GENETIC POLYMORPHISM OF DIHYDROPYRIMIDINE DEHYDROGENASE

二氢嘧啶脱氢酶的基因多态性

• 批准号: 2467958
• 负责人: ROBERT B. DIASIO
• 金额: $ 28.81万
• 依托单位: UNIVERSITY OF ALABAMA AT BIRMINGHAM
• 依托单位国家: 美国
• 财政年份: 1993
• 资助国家: 美国
• 起止时间: 1993-12-09 至 2001-12-31
• 项目状态: 已结题
• 来源: https://reporter.nih.gov/project-details/2467958
• 关键词: blood chemistry; breast neoplasms; clinical research; colon neoplasms; cytotoxicity; drug hypersensitivity; drug metabolism; drug screening /evaluation; enzyme activity; enzyme deficiency; fluorouracil; gene mutation; genetic polymorphism; genetic promoter element; genetic transcription; genetic translation; human population study; human subject; luciferin monooxygenase; neoplasm /cancer chemotherapy; oxidoreductase; pharmacokinetics; purine /pyrimidine metabolism

DESCRIPTION: (Applicant's Abstract) The long term objective of this project is to improve the effectiveness of the widely used cancer chemotherapy drug 5-fluorouracil (5-FU) by better understanding the genetic factors controlling the rate-limiting enzyme in pyrimidine catabolism, dihydropyrimidine dehydrogenase (DPD). Studies in the applicant's laboratory have demonstrated the critical role that DPD has in regulating 5-FU catabolism and hence 5-FU available for anabolism. Thus, while anabolism of 5-FU is directly responsible for toxicity in both tumor and host cells, regulation of catabolism will have major effects on both host cell toxicity and antitumor effects. Patients with significantly decreased DPD activity (DPD deficiency) in their host cells (e.g., hematopoietic and mucosal cells) are at increased risk of 5-FU toxicity. On the other hand, patients with increased DPD activity in their tumor tissue are likely to have tumor resistance to 5-FU. The recent availability of the DPD cDNA as well as a preliminary structural characterization of the DPD gene makes possible now a more complete examination of the genetic factors controlling DPD enzyme activity, including both natural regulatory elements as well as mutations that can alter DPD activity. The applicant proposes during the next grant period to examine the following: Spec. Aim 1) Population Analysis of DPD Deficiency and Known DPD Mutations; Spec. Aim 2) Determine the mechanism by which Previously Characterized Mutations Produce DPD Deficiency; Spec. Aim 3) Identify Other Specific Molecular Defects Associated with DPD Deficiency; and Spec. Aim 4) Identify and Characterize Transcriptional Regulatory Elements of the Human DPD Gene. These studies should improve understanding of the molecular regulation of DPD and be useful in the development of specific molecular diagnostic tests that may predict both host toxicity and tumor response before administration of 5-FU.

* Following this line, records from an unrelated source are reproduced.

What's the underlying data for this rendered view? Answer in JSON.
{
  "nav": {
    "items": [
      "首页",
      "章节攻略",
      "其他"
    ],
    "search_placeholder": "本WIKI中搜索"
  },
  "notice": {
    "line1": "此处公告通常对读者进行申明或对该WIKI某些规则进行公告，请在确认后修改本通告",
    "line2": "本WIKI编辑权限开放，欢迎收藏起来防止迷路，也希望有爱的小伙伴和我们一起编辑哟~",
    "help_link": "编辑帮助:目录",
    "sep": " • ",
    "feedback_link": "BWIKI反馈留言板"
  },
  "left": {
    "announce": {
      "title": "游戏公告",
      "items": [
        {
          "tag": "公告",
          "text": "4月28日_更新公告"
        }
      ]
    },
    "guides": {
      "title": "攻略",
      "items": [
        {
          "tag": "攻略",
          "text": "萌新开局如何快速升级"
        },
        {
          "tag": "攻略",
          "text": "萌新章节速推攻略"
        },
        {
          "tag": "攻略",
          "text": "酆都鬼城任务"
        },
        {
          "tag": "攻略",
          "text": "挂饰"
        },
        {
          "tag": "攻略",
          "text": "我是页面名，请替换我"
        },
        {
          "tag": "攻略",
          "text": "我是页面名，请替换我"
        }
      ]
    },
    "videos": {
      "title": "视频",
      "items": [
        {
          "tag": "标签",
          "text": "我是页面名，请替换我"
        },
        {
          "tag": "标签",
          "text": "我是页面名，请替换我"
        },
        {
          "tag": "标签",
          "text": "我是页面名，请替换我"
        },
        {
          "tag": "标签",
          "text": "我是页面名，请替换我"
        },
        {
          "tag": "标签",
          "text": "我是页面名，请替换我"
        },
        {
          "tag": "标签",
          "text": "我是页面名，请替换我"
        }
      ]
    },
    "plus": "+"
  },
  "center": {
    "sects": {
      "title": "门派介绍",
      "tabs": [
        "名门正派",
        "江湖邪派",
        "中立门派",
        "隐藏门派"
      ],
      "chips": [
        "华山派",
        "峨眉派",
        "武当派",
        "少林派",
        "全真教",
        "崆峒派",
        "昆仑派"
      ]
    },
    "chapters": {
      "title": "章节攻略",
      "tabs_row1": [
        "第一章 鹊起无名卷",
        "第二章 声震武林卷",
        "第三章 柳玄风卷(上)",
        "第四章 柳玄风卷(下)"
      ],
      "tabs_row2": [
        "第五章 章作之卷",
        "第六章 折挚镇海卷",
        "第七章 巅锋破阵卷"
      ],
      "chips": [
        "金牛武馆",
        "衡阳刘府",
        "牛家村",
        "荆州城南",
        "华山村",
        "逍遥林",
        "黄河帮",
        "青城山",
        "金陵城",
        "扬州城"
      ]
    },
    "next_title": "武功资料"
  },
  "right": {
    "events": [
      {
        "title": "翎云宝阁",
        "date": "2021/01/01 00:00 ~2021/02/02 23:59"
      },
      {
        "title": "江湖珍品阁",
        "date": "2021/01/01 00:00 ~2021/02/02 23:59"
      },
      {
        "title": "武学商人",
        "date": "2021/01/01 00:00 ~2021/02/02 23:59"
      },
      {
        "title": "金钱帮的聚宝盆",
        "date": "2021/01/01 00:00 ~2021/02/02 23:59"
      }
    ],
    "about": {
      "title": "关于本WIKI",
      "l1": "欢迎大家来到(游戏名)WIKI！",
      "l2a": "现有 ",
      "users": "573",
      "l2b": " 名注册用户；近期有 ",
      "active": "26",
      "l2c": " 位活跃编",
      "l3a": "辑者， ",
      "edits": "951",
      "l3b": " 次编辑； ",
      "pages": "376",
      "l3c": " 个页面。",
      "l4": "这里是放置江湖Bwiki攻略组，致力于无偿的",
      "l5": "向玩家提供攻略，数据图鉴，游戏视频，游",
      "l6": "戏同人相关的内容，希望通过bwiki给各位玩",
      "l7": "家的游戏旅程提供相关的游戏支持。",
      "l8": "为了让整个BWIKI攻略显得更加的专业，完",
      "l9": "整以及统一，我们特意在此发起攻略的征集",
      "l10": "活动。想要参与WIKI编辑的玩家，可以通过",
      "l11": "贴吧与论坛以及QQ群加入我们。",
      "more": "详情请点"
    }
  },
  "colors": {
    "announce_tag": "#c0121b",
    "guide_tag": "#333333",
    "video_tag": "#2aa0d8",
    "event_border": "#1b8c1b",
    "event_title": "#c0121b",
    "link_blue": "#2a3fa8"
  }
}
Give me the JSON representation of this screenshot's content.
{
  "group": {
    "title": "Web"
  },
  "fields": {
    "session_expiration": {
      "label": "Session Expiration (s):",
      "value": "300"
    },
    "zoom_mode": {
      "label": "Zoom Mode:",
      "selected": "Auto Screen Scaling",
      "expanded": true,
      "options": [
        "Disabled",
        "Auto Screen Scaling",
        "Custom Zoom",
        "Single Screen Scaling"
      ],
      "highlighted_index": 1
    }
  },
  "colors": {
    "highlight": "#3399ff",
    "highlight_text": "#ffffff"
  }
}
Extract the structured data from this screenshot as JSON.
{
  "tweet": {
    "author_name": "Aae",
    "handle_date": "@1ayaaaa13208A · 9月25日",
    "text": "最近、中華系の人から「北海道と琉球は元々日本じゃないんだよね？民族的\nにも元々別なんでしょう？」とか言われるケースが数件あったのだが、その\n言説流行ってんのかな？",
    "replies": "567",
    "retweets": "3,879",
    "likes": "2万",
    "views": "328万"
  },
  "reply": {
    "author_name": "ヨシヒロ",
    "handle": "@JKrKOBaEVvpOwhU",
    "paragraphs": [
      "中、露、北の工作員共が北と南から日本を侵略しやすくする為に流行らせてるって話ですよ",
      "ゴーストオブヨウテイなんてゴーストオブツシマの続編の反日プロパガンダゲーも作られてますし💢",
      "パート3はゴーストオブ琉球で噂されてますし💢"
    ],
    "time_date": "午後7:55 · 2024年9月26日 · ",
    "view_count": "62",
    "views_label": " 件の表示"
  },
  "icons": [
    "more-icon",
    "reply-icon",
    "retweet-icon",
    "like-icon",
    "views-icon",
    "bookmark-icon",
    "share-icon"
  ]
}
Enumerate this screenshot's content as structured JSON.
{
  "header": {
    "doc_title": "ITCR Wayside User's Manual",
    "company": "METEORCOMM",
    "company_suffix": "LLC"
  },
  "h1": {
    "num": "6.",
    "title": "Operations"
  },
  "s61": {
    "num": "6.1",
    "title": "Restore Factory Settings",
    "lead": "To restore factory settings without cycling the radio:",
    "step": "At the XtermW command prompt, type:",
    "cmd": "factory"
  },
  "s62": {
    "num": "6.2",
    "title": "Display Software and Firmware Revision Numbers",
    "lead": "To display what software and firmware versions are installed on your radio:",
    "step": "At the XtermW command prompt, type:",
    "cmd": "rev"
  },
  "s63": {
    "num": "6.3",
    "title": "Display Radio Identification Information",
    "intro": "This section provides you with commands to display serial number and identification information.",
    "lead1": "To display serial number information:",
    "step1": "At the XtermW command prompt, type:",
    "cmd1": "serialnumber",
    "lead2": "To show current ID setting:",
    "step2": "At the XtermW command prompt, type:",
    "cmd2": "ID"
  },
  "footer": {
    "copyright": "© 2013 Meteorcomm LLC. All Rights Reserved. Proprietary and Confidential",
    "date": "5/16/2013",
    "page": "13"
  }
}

描述：（申请人摘要）本项目的长期目标 是为了提高广泛使用的癌症化疗药物的有效性 5-氟尿嘧啶（5-FU）通过更好地了解遗传因素 控制嘧啶催化剂中的限速酶， 二氢嘧啶脱氢酶（DPD）。 在申请人的研究 实验室已经证明了DPD在调节 5-FU卡他霉素，因此5-FU可用于抗肿瘤。 因此，虽然 5-FU的抑制直接导致肿瘤和 在宿主细胞中，催化剂的调节将对两种宿主都有重要影响 细胞毒性和抗肿瘤作用。 显著降低的患者 在它们的宿主细胞中的DPD活性（DPD缺乏）（例如，造血和 粘膜细胞）的5-FU毒性风险增加。 另一方面，在一项研究中， 肿瘤组织中DPD活性增加的患者可能 肿瘤对5-FU耐药。 DPD cDNA的最近可用性， 以及DPD基因的初步结构特征， 现在有可能更全面地检查控制基因的遗传因素， DPD酶活性，包括天然调节元件以及 可以改变DPD活性的突变。 申请人在 下一个资助期审查以下问题：具体目标1）人口 DPD缺陷和已知DPD突变的分析;规范目的2）确定 先前表征的突变产生DPD的机制 缺陷;规范目标3）识别其他特定分子缺陷 与DPD缺乏相关;以及规范目标4）识别和表征 人类DPD基因的转录调控元件。 这些研究 应该提高对DPD分子调控的理解， 可用于开发特异性分子诊断试验， 在5-FU给药前预测宿主毒性和肿瘤反应。